I have the following basic question regarding continuous functions.
Is the following statement correct?
Fix nonempty toplogical spaces $A, B, C, D$ with $A \times C$ and $B \times D$ endowed with the product topology. Also, fix functions
\begin{align*} h & : A \times C \to B \times D ,\\ f &: A \to B ,\\ g &: C \to D , \end{align*}
with $h := (f, g)$. Thus, if $h$ and $f$ are continuous, then $g$ is continuous.
I know that if $f$ and $g$ are continuous, then $h$ is continuous, while if $h$ is continuous it is not necessarily the case that both $f$ and $g$ are continuous. What about this 'intermediate' case?
Thanks a lot in advance for any feedback.
The function $h$ is continuous if and only if $f,g$ are.
For one direction, assume $f,g$ are continuous and pick a net $(x_\alpha,y_\alpha)_\alpha$ in $A\times C$ converging to $(x,y)$. Then $\lim_\alpha x_\alpha=x$ in $A$ and $\lim_\alpha f(x_\alpha)=f(x)$ by continuity of $f$. Similarly, $\lim_\alpha g(y_\alpha)=y$. So $\lim_\alpha h((x_\alpha, y_\alpha))=(x,y)$, and $h$ is continuous.
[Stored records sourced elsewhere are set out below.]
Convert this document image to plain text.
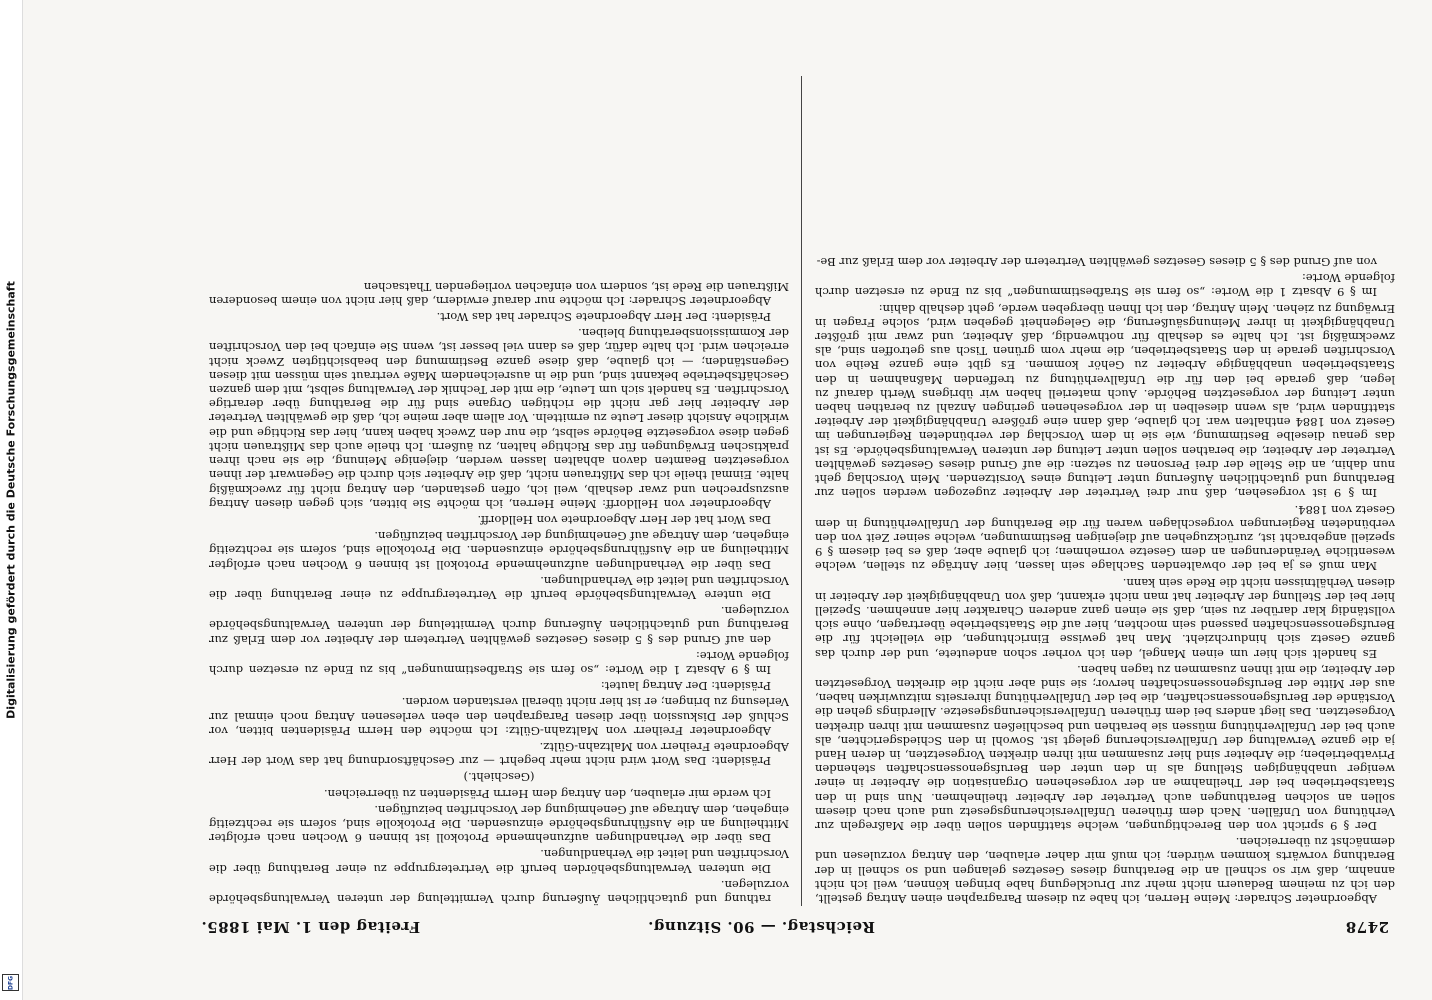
Digitalisierung gefördert durch die Deutsche Forschungsgemeinschaft
DFG
2478
Reichstag. — 90. Sitzung.
Freitag den 1. Mai 1885.

Abgeordneter Schrader: Meine Herren, ich habe zu diesem Paragraphen einen Antrag gestellt, den ich zu meinem Bedauern nicht mehr zur Drucklegung habe bringen können, weil ich nicht annahm, daß wir so schnell an die Berathung dieses Gesetzes gelangen und so schnell in der Berathung vorwärts kommen würden; ich muß mir daher erlauben, den Antrag vorzulesen und demnächst zu überreichen.

Der § 9 spricht von den Berechtigungen, welche stattfinden sollen über die Maßregeln zur Verhütung von Unfällen. Nach dem früheren Unfallversicherungsgesetz und auch nach diesem sollen an solchen Berathungen auch Vertreter der Arbeiter theilnehmen. Nun sind in den Staatsbetrieben bei der Theilnahme an der vorgesehenen Organisation die Arbeiter in einer weniger unabhängigen Stellung als in den unter den Berufsgenossenschaften stehenden Privatbetrieben; die Arbeiter sind hier zusammen mit ihren direkten Vorgesetzten, in deren Hand ja die ganze Verwaltung der Unfallversicherung gelegt ist. Sowohl in den Schiedsgerichten, als auch bei der Unfallverhütung müssen sie berathen und beschließen zusammen mit ihren direkten Vorgesetzten. Das liegt anders bei dem früheren Unfallversicherungsgesetze. Allerdings gehen die Vorstände der Berufsgenossenschaften, die bei der Unfallverhütung ihrerseits mitzuwirken haben, aus der Mitte der Berufsgenossenschaften hervor; sie sind aber nicht die direkten Vorgesetzten der Arbeiter, die mit ihnen zusammen zu tagen haben.

Es handelt sich hier um einen Mangel, den ich vorher schon andeutete, und der durch das ganze Gesetz sich hindurchzieht. Man hat gewisse Einrichtungen, die vielleicht für die Berufsgenossenschaften passend sein mochten, hier auf die Staatsbetriebe übertragen, ohne sich vollständig klar darüber zu sein, daß sie einen ganz anderen Charakter hier annehmen. Speziell hier bei der Stellung der Arbeiter hat man nicht erkannt, daß von Unabhängigkeit der Arbeiter in diesen Verhältnissen nicht die Rede sein kann.

Man muß es ja bei der obwaltenden Sachlage sein lassen, hier Anträge zu stellen, welche wesentliche Veränderungen an dem Gesetze vornehmen; ich glaube aber, daß es bei diesem § 9 speziell angebracht ist, zurückzugehen auf diejenigen Bestimmungen, welche seiner Zeit von den verbündeten Regierungen vorgeschlagen waren für die Berathung der Unfallverhütung in dem Gesetz von 1884.

Im § 9 ist vorgesehen, daß nur drei Vertreter der Arbeiter zugezogen werden sollen zur Berathung und gutachtlichen Äußerung unter Leitung eines Vorsitzenden. Mein Vorschlag geht nun dahin, an die Stelle der drei Personen zu setzen: die auf Grund dieses Gesetzes gewählten Vertreter der Arbeiter, die berathen sollen unter Leitung der unteren Verwaltungsbehörde. Es ist das genau dieselbe Bestimmung, wie sie in dem Vorschlag der verbündeten Regierungen im Gesetz von 1884 enthalten war. Ich glaube, daß dann eine größere Unabhängigkeit der Arbeiter stattfinden wird, als wenn dieselben in der vorgesehenen geringen Anzahl zu berathen haben unter Leitung der vorgesetzten Behörde. Auch materiell haben wir übrigens Werth darauf zu legen, daß gerade bei den für die Unfallverhütung zu treffenden Maßnahmen in den Staatsbetrieben unabhängige Arbeiter zu Gehör kommen. Es gibt eine ganze Reihe von Vorschriften gerade in den Staatsbetrieben, die mehr vom grünen Tisch aus getroffen sind, als zweckmäßig ist. Ich halte es deshalb für nothwendig, daß Arbeiter, und zwar mit größter Unabhängigkeit in ihrer Meinungsäußerung, die Gelegenheit gegeben wird, solche Fragen in Erwägung zu ziehen. Mein Antrag, den ich Ihnen übergeben werde, geht deshalb dahin:

Im § 9 Absatz 1 die Worte: „so fern sie Strafbestimmungen“ bis zu Ende zu ersetzen durch folgende Worte:

von auf Grund des § 5 dieses Gesetzes gewählten Vertretern der Arbeiter vor dem Erlaß zur Be-

rathung und gutachtlichen Äußerung durch Vermittelung der unteren Verwaltungsbehörde vorzulegen.

Die unteren Verwaltungsbehörden beruft die Vertretergruppe zu einer Berathung über die Vorschriften und leitet die Verhandlungen.

Das über die Verhandlungen aufzunehmende Protokoll ist binnen 6 Wochen nach erfolgter Mittheilung an die Ausführungsbehörde einzusenden. Die Protokolle sind, sofern sie rechtzeitig eingehen, dem Antrage auf Genehmigung der Vorschriften beizufügen.

Ich werde mir erlauben, den Antrag dem Herrn Präsidenten zu überreichen.

(Geschieht.)

Präsident: Das Wort wird nicht mehr begehrt — zur Geschäftsordnung hat das Wort der Herr Abgeordnete Freiherr von Maltzahn-Gültz.

Abgeordneter Freiherr von Maltzahn-Gültz: Ich möchte den Herrn Präsidenten bitten, vor Schluß der Diskussion über diesen Paragraphen den eben verlesenen Antrag noch einmal zur Verlesung zu bringen; er ist hier nicht überall verstanden worden.

Präsident: Der Antrag lautet:

Im § 9 Absatz 1 die Worte: „so fern sie Strafbestimmungen“ bis zu Ende zu ersetzen durch folgende Worte:

den auf Grund des § 5 dieses Gesetzes gewählten Vertretern der Arbeiter vor dem Erlaß zur Berathung und gutachtlichen Äußerung durch Vermittelung der unteren Verwaltungsbehörde vorzulegen.

Die untere Verwaltungsbehörde beruft die Vertretergruppe zu einer Berathung über die Vorschriften und leitet die Verhandlungen.

Das über die Verhandlungen aufzunehmende Protokoll ist binnen 6 Wochen nach erfolgter Mittheilung an die Ausführungsbehörde einzusenden. Die Protokolle sind, sofern sie rechtzeitig eingehen, dem Antrage auf Genehmigung der Vorschriften beizufügen.

Das Wort hat der Herr Abgeordnete von Helldorff.

Abgeordneter von Helldorff: Meine Herren, ich möchte Sie bitten, sich gegen diesen Antrag auszusprechen und zwar deshalb, weil ich, offen gestanden, den Antrag nicht für zweckmäßig halte. Einmal theile ich das Mißtrauen nicht, daß die Arbeiter sich durch die Gegenwart der ihnen vorgesetzten Beamten davon abhalten lassen werden, diejenige Meinung, die sie nach ihren praktischen Erwägungen für das Richtige halten, zu äußern. Ich theile auch das Mißtrauen nicht gegen diese vorgesetzte Behörde selbst, die nur den Zweck haben kann, hier das Richtige und die wirkliche Ansicht dieser Leute zu ermitteln. Vor allem aber meine ich, daß die gewählten Vertreter der Arbeiter hier gar nicht die richtigen Organe sind für die Berathung über derartige Vorschriften. Es handelt sich um Leute, die mit der Technik der Verwaltung selbst, mit dem ganzen Geschäftsbetriebe bekannt sind, und die in ausreichendem Maße vertraut sein müssen mit diesen Gegenständen; — ich glaube, daß diese ganze Bestimmung den beabsichtigten Zweck nicht erreichen wird. Ich halte dafür, daß es dann viel besser ist, wenn Sie einfach bei den Vorschriften der Kommissionsberathung bleiben.

Präsident: Der Herr Abgeordnete Schrader hat das Wort.

Abgeordneter Schrader: Ich möchte nur darauf erwidern, daß hier nicht von einem besonderen Mißtrauen die Rede ist, sondern von einfachen vorliegenden Thatsachen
For the other direction, assume $h$ is continuous. Fix any $y\in C$ (here is where the non-emptiness of $C$ becomes necessary). Define $a:A\to A\times C$ by $a(x)=(x,y)$. Define $b:B\times D\to B$ by $b(u,v)=u$. Then $a,b$ are continuous and $f=b\circ h\circ a$. Thus $f$ is also continuous, since it is the composition of continuous functions. By symmetry, so is $g$.